The variance is: $n\left(1-\dfrac{1}{n}\right)^x + n^2 \left(1-\dfrac{1}{n}\right)\left(1-\dfrac{2}{n}\right)^x - n^2\left(1-\dfrac{1}{n}\right)^{2x}. $

  • 0
    Ah I see my error was not checking that the [asymptotic approximation](https://en.wikipedia.org/wiki/Stirling_numbers_of_the_second_kind#Asymptotic_approximation) is as _x_ is much greater than _m_. I was coming from [an answer](https://math.stackexchange.com/a/1957820/570197) based on your answer and failed to check the definition of the approximation at Wikipedia. Apology for wasting your time.2018-07-19
5

The expected proportion of elements covered, $E\left(\frac{m}{n}\right)$, has a simple limiting form as $n \rightarrow \infty$ with the sampling rate $ r / n $ fixed. Note that $\lim_{n \rightarrow \infty} \left(1-\frac{1}{n}\right)^n = e^{-1}$, and rewrite:

$\lim_{n \rightarrow \infty} E\left(\frac{m}{n}\right) = 1 - e^{-\frac{r}{n}}$

so that for example sampling $r=n$ times is expected to cover about 63% of the set. This is a reasonable approximation even for $n > 100$.

1

Derivation of $\operatorname E [M]$ with a classic use of indicator variables and total expectation:

We sample from set $X = \{1, \dots, n \}$. Let $X_i$ be $1$ if member $i$ is in our sample, $0$ otherwise.

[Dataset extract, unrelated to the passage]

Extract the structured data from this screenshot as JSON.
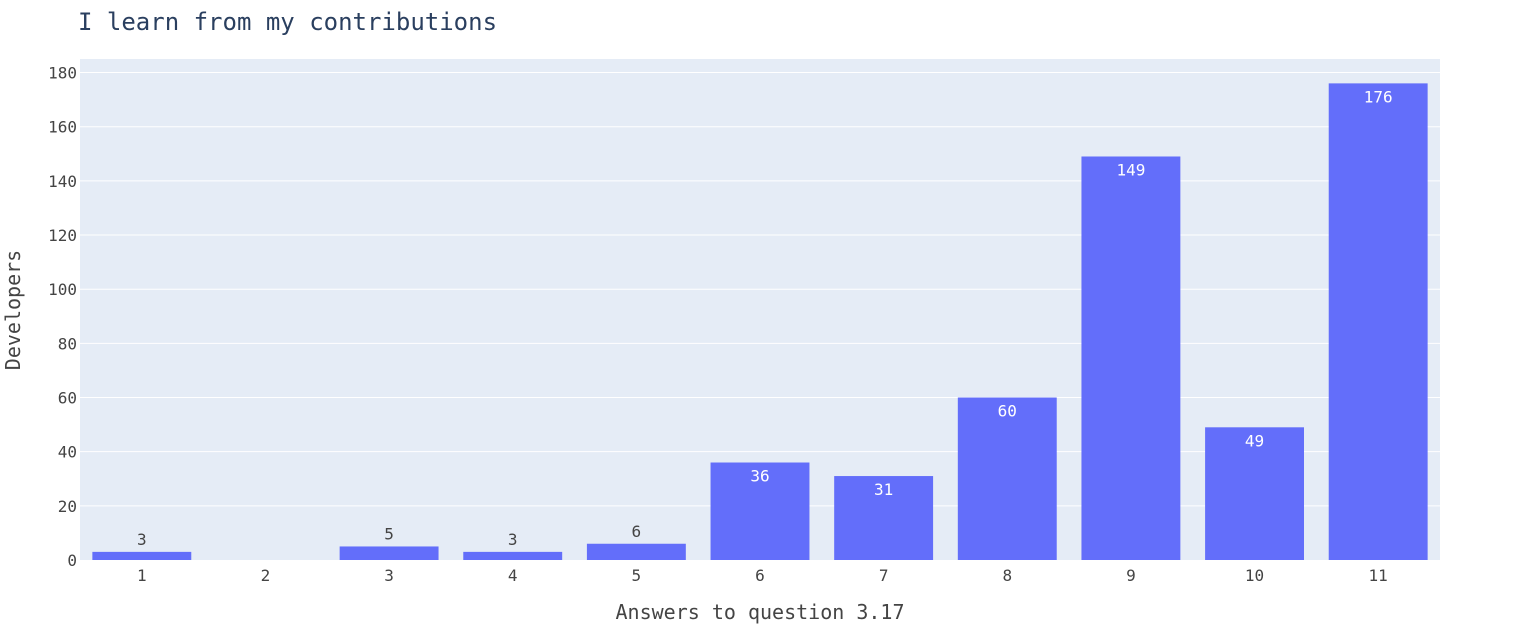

For a sample of size $x$, the probability that none of the values are $i$ is $\left(\frac{n-1}{n}\right)^x$. Thus the probability that the sample includes $i$, and therefore $X_i = 1$, is $1-\left(\frac{n-1}{n}\right)^x$.

We have $\operatorname E[M] = \operatorname E[X_1 + \dots + X_n] = \operatorname E[X_1] + \dots + \operatorname E[X_n] = n \left(1-\left(\frac{n-1}{n}\right)^x\right)$

Variance is calculated similarly, but we have to consider separately $\operatorname E[X_i^2] $ and $\operatorname E[X_i X_j]$ for $ i \ne j$.